= John Golland =

English composer

John Golland (14 September 1942 in Ashton-under-Lyne – 14 April 1993 in Dukinfield) was an English composer. He is most famous for his works for brass band, such as Sounds, Atmospheres, Peace, Rêves d'Enfant, his two euphonium concerti and a flugelhorn concerto. He also composed incidental music for the 1983-84 BBC sitcom Dear Ladies.

==Career==
Golland was educated at de la Salle College, Salford, and from 1960 he attended teacher training college in Oldham. He also studied part time at the Royal Manchester College of Music, with Thomas Pitfield (composition) and Marjorie Clementi (piano). In 1964 he became a music teacher at St Anselm's School, Oldham.

After joining the Stalybridge Band in the 1960s, Golland learned to play the euphonium and began to compose and arrange for brass band and wind band. From 1970 he became a full-time composer and musical director of various bands, including the Adamson Military Band, Fodens and the W. Harrison Transport Rockingham Band. From 1975 he often conducted and wrote for bands in Switzerland.

==Composition==
His compositions, dating mostly from the early 1970s onwards, include the Christmas oratorio The Word Made Flesh, op. 24 (1970), a Trumpet Concerto, op. 29, and a Symphony, op. 33 (1972). But it was his brass band compositions that eventually gained the most attention. Sounds, op. 37 (1973), described by Paul Hindmarsh as "an impressive abstract symphonic study for band", took almost two decades to become established as a core test piece for brass bands. Golland revised it substantially before the Black Dyke Mills Band first performed the final version at the BBC Festival of Brass in 1991.

Other pieces for band include Aria (1990), Atmospheres, the Bellna suite (1998-9, evoking the Swiss Alps), the Concerto for Brass Band (1989–90), Peace (1973) and Rêves d'Enfant (1982). There are also a series of concertos: two for euphonium, one for flugelhorn (op. 87, 1991, written for Stan Lippeatt and the Thoresby Colliery DOSCO Band), and an earlier Tuba Concerto, op. 46, which was only discovered after his death in 1993. It was first performed by Andrew Duncan and the Hallé Orchestra in 1997, and subsequently recorded by James Gourlay.
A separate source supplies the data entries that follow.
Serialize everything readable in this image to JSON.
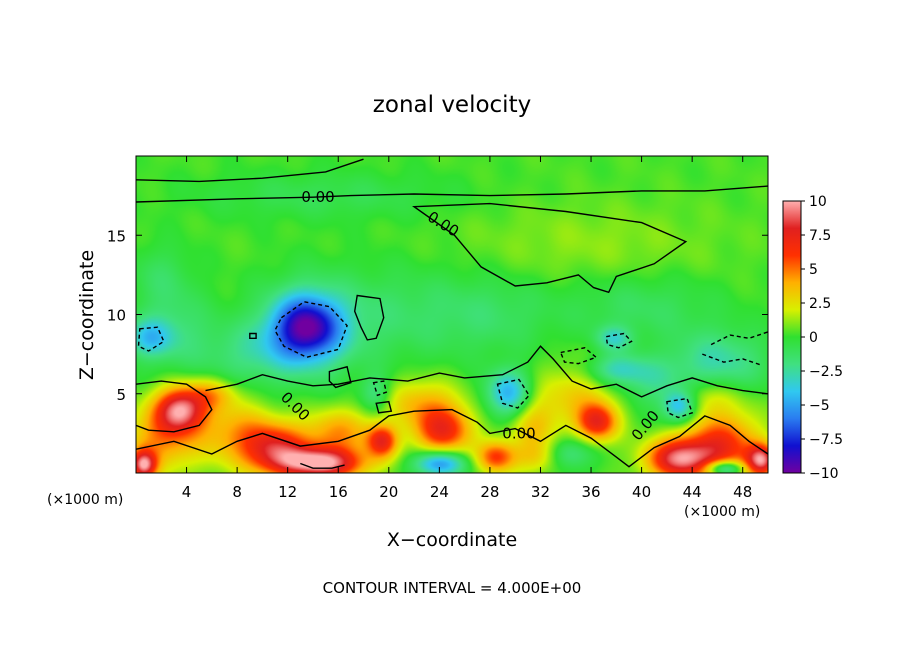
{
  "chart_data": {
    "type": "heatmap",
    "title": "zonal velocity",
    "xlabel": "X−coordinate",
    "ylabel": "Z−coordinate",
    "x_unit_left": "(×1000 m)",
    "x_unit_right": "(×1000 m)",
    "footer": "CONTOUR INTERVAL = 4.000E+00",
    "xlim": [
      0,
      50
    ],
    "ylim": [
      0,
      20
    ],
    "x_ticks": [
      4,
      8,
      12,
      16,
      20,
      24,
      28,
      32,
      36,
      40,
      44,
      48
    ],
    "x_tick_labels": [
      "4",
      "8",
      "12",
      "16",
      "20",
      "24",
      "28",
      "32",
      "36",
      "40",
      "44",
      "48"
    ],
    "y_ticks": [
      5,
      10,
      15
    ],
    "y_tick_labels": [
      "5",
      "10",
      "15"
    ],
    "colorbar": {
      "range": [
        -10,
        10
      ],
      "tick_values": [
        10,
        7.5,
        5,
        2.5,
        0,
        -2.5,
        -5,
        -7.5,
        -10
      ],
      "tick_labels": [
        "10",
        "7.5",
        "5",
        "2.5",
        "0",
        "−2.5",
        "−5",
        "−7.5",
        "−10"
      ],
      "stops": [
        "#7000a0",
        "#1010d0",
        "#2a7cf0",
        "#30c8f0",
        "#40e080",
        "#30e030",
        "#d8f000",
        "#ffb000",
        "#ff3000",
        "#e02020",
        "#ffb0b0"
      ]
    },
    "background_value": 0.3,
    "features": [
      {
        "x": 3.5,
        "z": 4.0,
        "rx": 2.0,
        "rz": 1.4,
        "value": 8.5
      },
      {
        "x": 0.6,
        "z": 0.5,
        "rx": 1.0,
        "rz": 0.9,
        "value": 8
      },
      {
        "x": 2.0,
        "z": 2.0,
        "rx": 3.0,
        "rz": 2.0,
        "value": 4
      },
      {
        "x": 8.0,
        "z": 2.5,
        "rx": 3.0,
        "rz": 2.0,
        "value": 3.5
      },
      {
        "x": 6.0,
        "z": 5.0,
        "rx": 2.0,
        "rz": 1.0,
        "value": 3
      },
      {
        "x": 14.5,
        "z": 0.6,
        "rx": 3.5,
        "rz": 1.0,
        "value": 9.5
      },
      {
        "x": 11.0,
        "z": 1.6,
        "rx": 2.5,
        "rz": 1.5,
        "value": 6
      },
      {
        "x": 16.0,
        "z": 2.5,
        "rx": 3.0,
        "rz": 1.5,
        "value": 4
      },
      {
        "x": 13.5,
        "z": 9.2,
        "rx": 2.6,
        "rz": 1.9,
        "value": -7
      },
      {
        "x": 13.5,
        "z": 9.0,
        "rx": 4.0,
        "rz": 3.0,
        "value": -3
      },
      {
        "x": 9.0,
        "z": 7.5,
        "rx": 4.0,
        "rz": 2.0,
        "value": -2
      },
      {
        "x": 19.5,
        "z": 2.0,
        "rx": 1.2,
        "rz": 1.0,
        "value": 6
      },
      {
        "x": 19.0,
        "z": 5.0,
        "rx": 1.2,
        "rz": 1.2,
        "value": -2.5
      },
      {
        "x": 24.3,
        "z": 2.7,
        "rx": 2.3,
        "rz": 1.5,
        "value": 6.5
      },
      {
        "x": 24.0,
        "z": 0.6,
        "rx": 2.0,
        "rz": 0.8,
        "value": -6
      },
      {
        "x": 22.5,
        "z": 4.5,
        "rx": 3.0,
        "rz": 1.5,
        "value": 3
      },
      {
        "x": 29.5,
        "z": 5.0,
        "rx": 1.8,
        "rz": 1.5,
        "value": -5
      },
      {
        "x": 28.5,
        "z": 1.0,
        "rx": 1.5,
        "rz": 1.0,
        "value": 5.5
      },
      {
        "x": 31.5,
        "z": 3.0,
        "rx": 2.0,
        "rz": 2.0,
        "value": 3
      },
      {
        "x": 32.0,
        "z": 1.0,
        "rx": 2.0,
        "rz": 1.0,
        "value": 2.5
      },
      {
        "x": 36.5,
        "z": 3.2,
        "rx": 1.6,
        "rz": 1.2,
        "value": 6.5
      },
      {
        "x": 35.0,
        "z": 5.0,
        "rx": 3.0,
        "rz": 2.0,
        "value": 2.5
      },
      {
        "x": 34.0,
        "z": 1.2,
        "rx": 2.0,
        "rz": 1.0,
        "value": -3
      },
      {
        "x": 38.0,
        "z": 6.5,
        "rx": 2.5,
        "rz": 1.0,
        "value": -3.5
      },
      {
        "x": 37.8,
        "z": 8.5,
        "rx": 1.5,
        "rz": 0.8,
        "value": -3
      },
      {
        "x": 41.0,
        "z": 5.5,
        "rx": 2.5,
        "rz": 1.5,
        "value": -2
      },
      {
        "x": 43.0,
        "z": 4.2,
        "rx": 1.3,
        "rz": 1.0,
        "value": -5
      },
      {
        "x": 43.0,
        "z": 0.9,
        "rx": 2.6,
        "rz": 1.3,
        "value": 8.5
      },
      {
        "x": 46.5,
        "z": 1.8,
        "rx": 2.8,
        "rz": 2.0,
        "value": 6
      },
      {
        "x": 46.5,
        "z": 0.3,
        "rx": 1.5,
        "rz": 0.5,
        "value": -6
      },
      {
        "x": 49.5,
        "z": 0.8,
        "rx": 1.2,
        "rz": 1.0,
        "value": 8
      },
      {
        "x": 46.0,
        "z": 7.0,
        "rx": 4.0,
        "rz": 2.0,
        "value": -3
      },
      {
        "x": 45.0,
        "z": 4.8,
        "rx": 3.0,
        "rz": 1.2,
        "value": 2
      },
      {
        "x": 1.0,
        "z": 8.5,
        "rx": 1.8,
        "rz": 1.2,
        "value": -3.5
      },
      {
        "x": 3.0,
        "z": 9.0,
        "rx": 3.0,
        "rz": 2.5,
        "value": -2
      },
      {
        "x": 20.0,
        "z": 10.0,
        "rx": 6.0,
        "rz": 3.0,
        "value": -1.5
      },
      {
        "x": 28.0,
        "z": 10.0,
        "rx": 5.0,
        "rz": 2.5,
        "value": -1.5
      },
      {
        "x": 40.0,
        "z": 10.5,
        "rx": 6.0,
        "rz": 2.0,
        "value": -1.5
      },
      {
        "x": 2.0,
        "z": 12.5,
        "rx": 2.5,
        "rz": 2.0,
        "value": -1.3
      },
      {
        "x": 15.0,
        "z": 17.5,
        "rx": 10.0,
        "rz": 1.5,
        "value": -1.2
      },
      {
        "x": 36.0,
        "z": 14.5,
        "rx": 10.0,
        "rz": 2.5,
        "value": 0.8
      }
    ],
    "contours": [
      {
        "style": "solid",
        "points": [
          [
            0,
            18.5
          ],
          [
            5,
            18.4
          ],
          [
            10,
            18.6
          ],
          [
            15,
            19.0
          ],
          [
            18,
            19.8
          ]
        ]
      },
      {
        "style": "solid",
        "points": [
          [
            0,
            17.1
          ],
          [
            8,
            17.3
          ],
          [
            14,
            17.4
          ],
          [
            17,
            17.5
          ],
          [
            22,
            17.6
          ],
          [
            28,
            17.5
          ],
          [
            34,
            17.6
          ],
          [
            40,
            17.8
          ],
          [
            45,
            17.8
          ],
          [
            50,
            18.1
          ]
        ]
      },
      {
        "style": "solid",
        "closed": true,
        "points": [
          [
            22,
            16.8
          ],
          [
            28,
            17.0
          ],
          [
            34,
            16.5
          ],
          [
            40,
            15.8
          ],
          [
            43.5,
            14.6
          ],
          [
            41,
            13.2
          ],
          [
            38,
            12.4
          ],
          [
            37.4,
            11.4
          ],
          [
            36.2,
            11.7
          ],
          [
            35,
            12.5
          ],
          [
            32.5,
            12.0
          ],
          [
            30,
            11.8
          ],
          [
            27.3,
            13.0
          ],
          [
            25.2,
            15.0
          ]
        ]
      },
      {
        "style": "solid",
        "closed": true,
        "points": [
          [
            17.5,
            11.2
          ],
          [
            19.3,
            11.0
          ],
          [
            19.6,
            9.8
          ],
          [
            19.0,
            8.5
          ],
          [
            18.3,
            8.4
          ],
          [
            17.8,
            9.2
          ],
          [
            17.3,
            10.2
          ]
        ]
      },
      {
        "style": "dashed",
        "closed": true,
        "points": [
          [
            11.5,
            9.8
          ],
          [
            13.3,
            10.8
          ],
          [
            15.3,
            10.5
          ],
          [
            16.7,
            9.3
          ],
          [
            16.0,
            7.8
          ],
          [
            13.5,
            7.3
          ],
          [
            11.7,
            8.0
          ],
          [
            11.0,
            9.0
          ]
        ]
      },
      {
        "style": "solid",
        "points": [
          [
            0,
            5.6
          ],
          [
            2,
            5.8
          ],
          [
            4,
            5.6
          ],
          [
            5.5,
            4.8
          ],
          [
            6.0,
            4.0
          ],
          [
            5.0,
            3.0
          ],
          [
            3.0,
            2.6
          ],
          [
            1.0,
            2.7
          ],
          [
            0,
            3.0
          ]
        ]
      },
      {
        "style": "solid",
        "points": [
          [
            5.5,
            5.2
          ],
          [
            8,
            5.6
          ],
          [
            10,
            6.2
          ],
          [
            12,
            5.8
          ],
          [
            14,
            5.5
          ],
          [
            16,
            5.6
          ],
          [
            18.5,
            6.0
          ],
          [
            21.5,
            5.8
          ],
          [
            24,
            6.3
          ],
          [
            26,
            6.0
          ],
          [
            29,
            6.2
          ],
          [
            31,
            7.0
          ],
          [
            32,
            8.0
          ],
          [
            33,
            7.2
          ],
          [
            34.5,
            5.8
          ],
          [
            36,
            5.3
          ],
          [
            38,
            5.6
          ],
          [
            40,
            4.8
          ],
          [
            42,
            5.5
          ],
          [
            44,
            6.0
          ],
          [
            46,
            5.5
          ],
          [
            48,
            5.2
          ],
          [
            50,
            5.0
          ]
        ]
      },
      {
        "style": "solid",
        "points": [
          [
            0,
            1.5
          ],
          [
            3,
            2.0
          ],
          [
            6,
            1.2
          ],
          [
            8,
            2.0
          ],
          [
            10,
            2.5
          ],
          [
            13,
            1.7
          ],
          [
            16,
            2.0
          ],
          [
            18.5,
            2.7
          ],
          [
            20,
            3.6
          ],
          [
            22,
            3.9
          ],
          [
            25,
            4.0
          ],
          [
            27,
            3.2
          ],
          [
            28,
            2.5
          ],
          [
            30,
            2.8
          ],
          [
            32,
            2.0
          ],
          [
            34,
            3.0
          ],
          [
            36,
            2.2
          ],
          [
            38,
            1.0
          ],
          [
            39,
            0.4
          ],
          [
            41,
            1.6
          ],
          [
            43,
            2.3
          ],
          [
            45,
            3.6
          ],
          [
            47,
            3.0
          ],
          [
            48.5,
            2.0
          ],
          [
            50,
            1.2
          ]
        ]
      },
      {
        "style": "solid",
        "points": [
          [
            13,
            0.6
          ],
          [
            14,
            0.3
          ],
          [
            15.5,
            0.3
          ],
          [
            16.5,
            0.5
          ]
        ]
      },
      {
        "style": "dashed",
        "closed": true,
        "points": [
          [
            0.3,
            9.1
          ],
          [
            1.7,
            9.2
          ],
          [
            2.2,
            8.3
          ],
          [
            1.0,
            7.7
          ],
          [
            0.2,
            8.0
          ]
        ]
      },
      {
        "style": "dashed",
        "points": [
          [
            45.5,
            8.1
          ],
          [
            47,
            8.7
          ],
          [
            48.5,
            8.5
          ],
          [
            50,
            8.9
          ]
        ]
      },
      {
        "style": "dashed",
        "points": [
          [
            44.8,
            7.5
          ],
          [
            46.5,
            7.0
          ],
          [
            48,
            7.2
          ],
          [
            49.5,
            6.8
          ]
        ]
      },
      {
        "style": "dashed",
        "closed": true,
        "points": [
          [
            37.2,
            8.6
          ],
          [
            38.6,
            8.8
          ],
          [
            39.2,
            8.3
          ],
          [
            38.2,
            7.9
          ],
          [
            37.3,
            8.1
          ]
        ]
      },
      {
        "style": "dashed",
        "closed": true,
        "points": [
          [
            33.6,
            7.6
          ],
          [
            35.5,
            7.9
          ],
          [
            36.4,
            7.3
          ],
          [
            35.0,
            6.9
          ],
          [
            33.9,
            7.0
          ]
        ]
      },
      {
        "style": "dashed",
        "closed": true,
        "points": [
          [
            28.6,
            5.6
          ],
          [
            30.3,
            5.9
          ],
          [
            31.1,
            4.9
          ],
          [
            30.2,
            4.1
          ],
          [
            29.0,
            4.4
          ]
        ]
      },
      {
        "style": "dashed",
        "closed": true,
        "points": [
          [
            42.0,
            4.5
          ],
          [
            43.6,
            4.7
          ],
          [
            44.0,
            3.8
          ],
          [
            42.9,
            3.5
          ],
          [
            42.1,
            3.8
          ]
        ]
      },
      {
        "style": "dashed",
        "closed": true,
        "points": [
          [
            18.8,
            5.7
          ],
          [
            19.6,
            5.8
          ],
          [
            19.8,
            5.1
          ],
          [
            19.1,
            4.9
          ]
        ]
      },
      {
        "style": "solid",
        "closed": true,
        "points": [
          [
            9.0,
            8.8
          ],
          [
            9.5,
            8.8
          ],
          [
            9.5,
            8.5
          ],
          [
            9.0,
            8.5
          ]
        ]
      },
      {
        "style": "solid",
        "closed": true,
        "points": [
          [
            15.3,
            6.4
          ],
          [
            16.7,
            6.7
          ],
          [
            17.0,
            5.7
          ],
          [
            15.8,
            5.4
          ],
          [
            15.3,
            5.8
          ]
        ]
      },
      {
        "style": "solid",
        "closed": true,
        "points": [
          [
            19.0,
            4.4
          ],
          [
            20.0,
            4.5
          ],
          [
            20.2,
            3.9
          ],
          [
            19.2,
            3.8
          ]
        ]
      }
    ],
    "contour_labels": [
      {
        "text": "0.00",
        "x": 14.4,
        "z": 17.4,
        "rotate": 0
      },
      {
        "text": "0.00",
        "x": 24.3,
        "z": 15.7,
        "rotate": 32
      },
      {
        "text": "0.00",
        "x": 12.6,
        "z": 4.2,
        "rotate": 45
      },
      {
        "text": "0.00",
        "x": 30.3,
        "z": 2.5,
        "rotate": 0
      },
      {
        "text": "0.00",
        "x": 40.3,
        "z": 3.0,
        "rotate": -50
      }
    ]
  }
}
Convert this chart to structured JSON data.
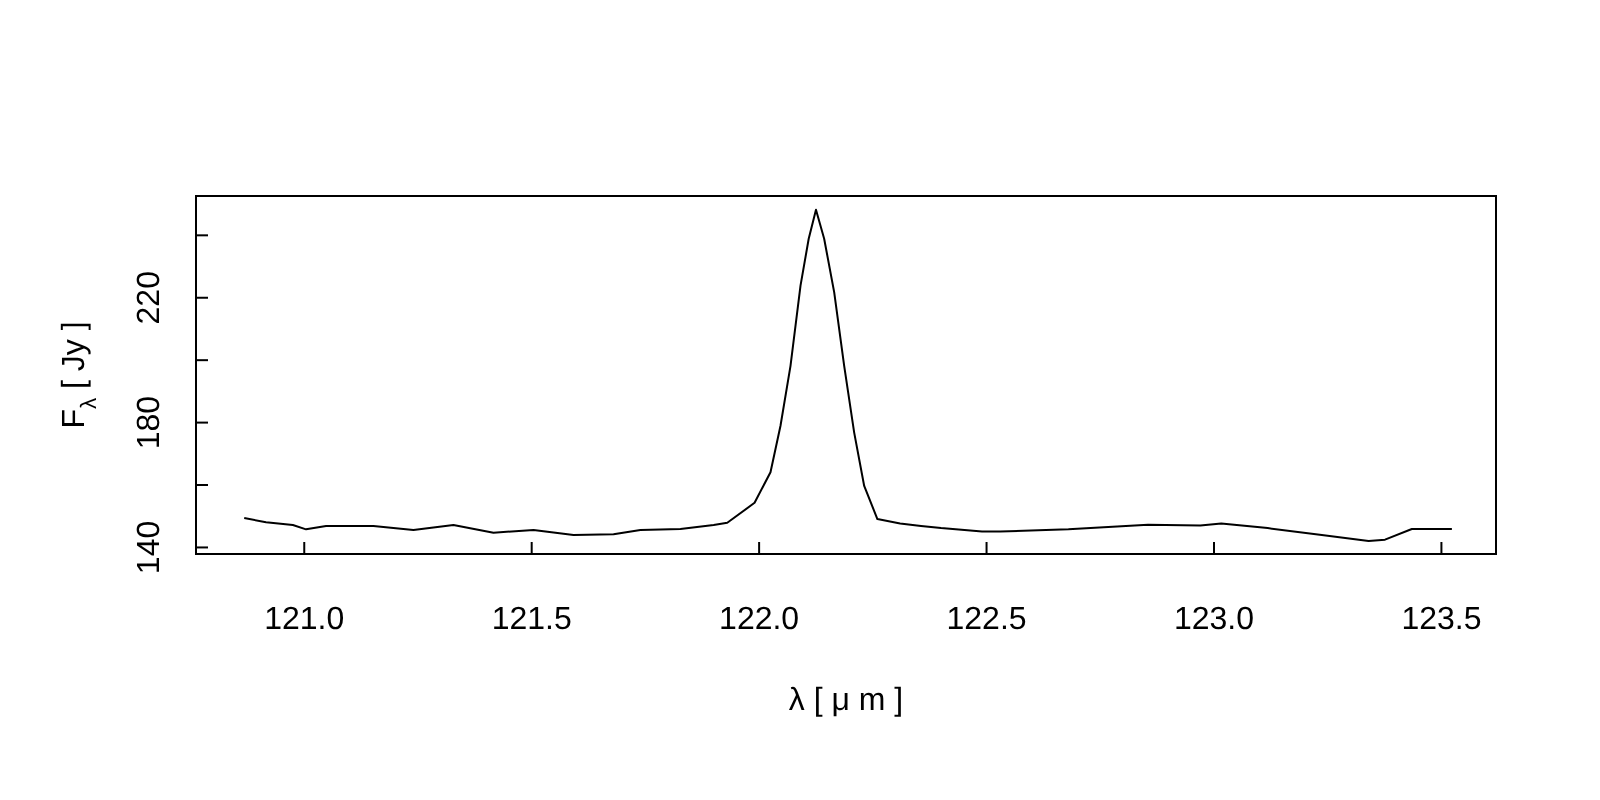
{
  "chart_data": {
    "type": "line",
    "xlabel": "λ [ μ m ]",
    "ylabel": "F$_{λ}$ [ Jy ]",
    "xlim": [
      120.762,
      123.62
    ],
    "ylim": [
      137.9,
      252.6
    ],
    "xticks": [
      {
        "value": 121,
        "label": "121.0"
      },
      {
        "value": 121.5,
        "label": "121.5"
      },
      {
        "value": 122,
        "label": "122.0"
      },
      {
        "value": 122.5,
        "label": "122.5"
      },
      {
        "value": 123,
        "label": "123.0"
      },
      {
        "value": 123.5,
        "label": "123.5"
      }
    ],
    "yticks": [
      140,
      {
        "value": 160,
        "label": null
      },
      180,
      {
        "value": 200,
        "label": null
      },
      220,
      {
        "value": 240,
        "label": null
      }
    ],
    "grid": false,
    "marker": "none",
    "line_style": "solid",
    "series": [
      {
        "color": "#000000",
        "x": [
          120.868,
          120.916,
          120.975,
          121.004,
          121.048,
          121.152,
          121.24,
          121.328,
          121.416,
          121.504,
          121.592,
          121.68,
          121.739,
          121.827,
          121.9,
          121.93,
          121.99,
          122.025,
          122.047,
          122.069,
          122.091,
          122.109,
          122.125,
          122.143,
          122.165,
          122.187,
          122.209,
          122.231,
          122.26,
          122.31,
          122.356,
          122.4,
          122.49,
          122.53,
          122.68,
          122.855,
          122.97,
          123.016,
          123.118,
          123.237,
          123.34,
          123.376,
          123.435,
          123.523
        ],
        "values": [
          149.4,
          148.1,
          147.2,
          145.8,
          146.9,
          146.9,
          145.6,
          147.2,
          144.7,
          145.6,
          144.0,
          144.2,
          145.6,
          145.9,
          147.2,
          147.9,
          154.3,
          164.1,
          179.0,
          198.2,
          223.9,
          238.9,
          248.2,
          238.9,
          221.8,
          198.2,
          176.8,
          159.7,
          149.1,
          147.7,
          146.9,
          146.2,
          145.1,
          145.1,
          145.8,
          147.3,
          147.0,
          147.7,
          146.2,
          144.0,
          142.1,
          142.5,
          145.9,
          145.9
        ]
      }
    ]
  }
}
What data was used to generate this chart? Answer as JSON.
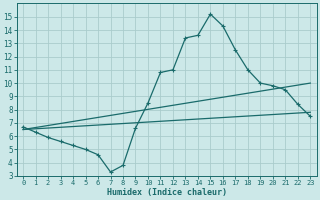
{
  "xlabel": "Humidex (Indice chaleur)",
  "background_color": "#cce8e8",
  "grid_color": "#aacccc",
  "line_color": "#1a6b6b",
  "x_min": -0.5,
  "x_max": 23.5,
  "y_min": 3,
  "y_max": 16,
  "x_ticks": [
    0,
    1,
    2,
    3,
    4,
    5,
    6,
    7,
    8,
    9,
    10,
    11,
    12,
    13,
    14,
    15,
    16,
    17,
    18,
    19,
    20,
    21,
    22,
    23
  ],
  "y_ticks": [
    3,
    4,
    5,
    6,
    7,
    8,
    9,
    10,
    11,
    12,
    13,
    14,
    15
  ],
  "curve1_x": [
    0,
    1,
    2,
    3,
    4,
    5,
    6,
    7,
    8,
    9,
    10,
    11,
    12,
    13,
    14,
    15,
    16,
    17,
    18,
    19,
    20,
    21,
    22,
    23
  ],
  "curve1_y": [
    6.7,
    6.3,
    5.9,
    5.6,
    5.3,
    5.0,
    4.6,
    3.3,
    3.8,
    6.6,
    8.5,
    10.8,
    11.0,
    13.4,
    13.6,
    15.2,
    14.3,
    12.5,
    11.0,
    10.0,
    9.8,
    9.5,
    8.4,
    7.5
  ],
  "curve2_x": [
    0,
    23
  ],
  "curve2_y": [
    6.5,
    10.0
  ],
  "curve3_x": [
    0,
    23
  ],
  "curve3_y": [
    6.5,
    7.8
  ]
}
Golland also wrote a children's opera, The Selfish Giant (first performed 1981). In 1983 his work for the BBC on the incidental music for three series of Dear Ladies, featuring the comic characters Hinge and Bracket and based around the musical activities of a village community, brought his music to the attention of a wider audience. He also composed for Granada TV and contributed music to a film, Ardotalia (1971).

==Legacy==
Golland died after a long illness in April 1993, aged 50. A blue plaque was fixed to Dukinfield Town Hall to commemorate his life.
An archive of his manuscripts - over 100, with 88 assigned opus numbers - and papers is held at the Royal Northern College of Music. The archive includes a memoir of Golland by Thomas Pitfield.